Teachingeconomist those teachers in California paid for those pensions. This is a part of the untaxable income is your benefits. It is their obligation to cover those costs in real time. That is the deal. If you did a deal with someone and they broke it what would you do? When they take away your earned income they have robbed you. That is the law. Why should they ever be in a position to legally do this? They should not is the answer. It is total corruption not unions and teachers who do this as it is on their end. My money is mine and not yours is what it is and should be.
This is why they are a serious game. Tom Van Der Ark who used to run the education division of the Gates Foundation before Deasy went to N.Y. and wasted $1.5 million of the taxpayers money to not start 3 charter schools. Why was this allowed? Why are there about 280 charter schools at LAUSD. In 2010 it was 240 according to the L.A. County Office of Ed. handbook. This is huge money for certain sectors. And why not the public will pick up the tab for my profit. Great profit center.
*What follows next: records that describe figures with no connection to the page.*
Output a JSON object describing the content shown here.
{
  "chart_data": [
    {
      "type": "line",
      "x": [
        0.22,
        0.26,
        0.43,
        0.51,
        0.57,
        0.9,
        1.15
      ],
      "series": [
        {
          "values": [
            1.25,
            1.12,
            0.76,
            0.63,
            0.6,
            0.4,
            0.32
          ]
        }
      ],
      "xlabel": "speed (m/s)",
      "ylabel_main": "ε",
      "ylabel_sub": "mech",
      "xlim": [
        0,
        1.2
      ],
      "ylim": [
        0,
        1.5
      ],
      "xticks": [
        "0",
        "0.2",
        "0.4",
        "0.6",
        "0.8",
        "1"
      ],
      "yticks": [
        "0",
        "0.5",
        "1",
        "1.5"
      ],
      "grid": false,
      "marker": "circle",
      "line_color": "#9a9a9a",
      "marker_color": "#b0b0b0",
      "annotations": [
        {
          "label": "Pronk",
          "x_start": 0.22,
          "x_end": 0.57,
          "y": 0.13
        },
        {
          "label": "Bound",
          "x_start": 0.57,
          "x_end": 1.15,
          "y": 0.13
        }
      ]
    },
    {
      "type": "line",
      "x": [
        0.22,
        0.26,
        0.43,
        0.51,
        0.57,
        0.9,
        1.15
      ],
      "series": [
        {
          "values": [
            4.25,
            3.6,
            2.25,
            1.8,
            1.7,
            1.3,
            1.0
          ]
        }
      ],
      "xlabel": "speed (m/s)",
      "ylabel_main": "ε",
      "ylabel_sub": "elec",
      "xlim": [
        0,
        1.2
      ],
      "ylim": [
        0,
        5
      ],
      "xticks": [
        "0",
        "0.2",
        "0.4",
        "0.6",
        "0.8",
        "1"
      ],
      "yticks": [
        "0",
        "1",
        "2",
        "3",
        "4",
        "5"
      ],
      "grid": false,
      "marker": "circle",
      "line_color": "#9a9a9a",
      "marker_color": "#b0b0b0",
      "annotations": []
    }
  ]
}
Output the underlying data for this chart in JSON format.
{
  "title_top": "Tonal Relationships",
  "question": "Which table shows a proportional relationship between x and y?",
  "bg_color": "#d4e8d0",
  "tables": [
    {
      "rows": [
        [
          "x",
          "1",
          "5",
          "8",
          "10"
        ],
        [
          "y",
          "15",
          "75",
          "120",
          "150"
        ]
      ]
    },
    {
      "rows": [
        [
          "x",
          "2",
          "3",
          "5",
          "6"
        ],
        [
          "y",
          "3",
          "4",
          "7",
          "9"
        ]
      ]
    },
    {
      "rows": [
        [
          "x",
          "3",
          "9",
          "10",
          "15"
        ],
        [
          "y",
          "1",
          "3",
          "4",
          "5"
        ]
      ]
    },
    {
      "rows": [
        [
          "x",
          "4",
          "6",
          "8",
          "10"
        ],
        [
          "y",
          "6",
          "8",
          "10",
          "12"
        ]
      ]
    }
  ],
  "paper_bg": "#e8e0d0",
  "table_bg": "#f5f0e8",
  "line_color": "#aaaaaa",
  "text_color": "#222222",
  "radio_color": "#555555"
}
Unfortunately they did not cover those costs in real time.
This, I think, is an advantage of the defined contribution plan. It forces the government (or the private firm, for that matter) to pay the cost in real time.
It will be interesting to see what state and local governments do. Public employee pension funds seem to be underfunded by by about four trillion dollars.
That poor district has tried everything.
It does not look promising for KCMO because Sly himself says he wants the schools there to be “Meccas of technology and entrepreneurialism”
Bad buzz words.
Why do communities think that it’s ok to stiff teachers? They are on the front lines of education (doing the actual work), are lower paid than administrators and consultants, and when there is financial dispute, they don’t get paid. And then we wonder why we can’t keep really good teachers… This seems to be the modus operendi for a lot of places.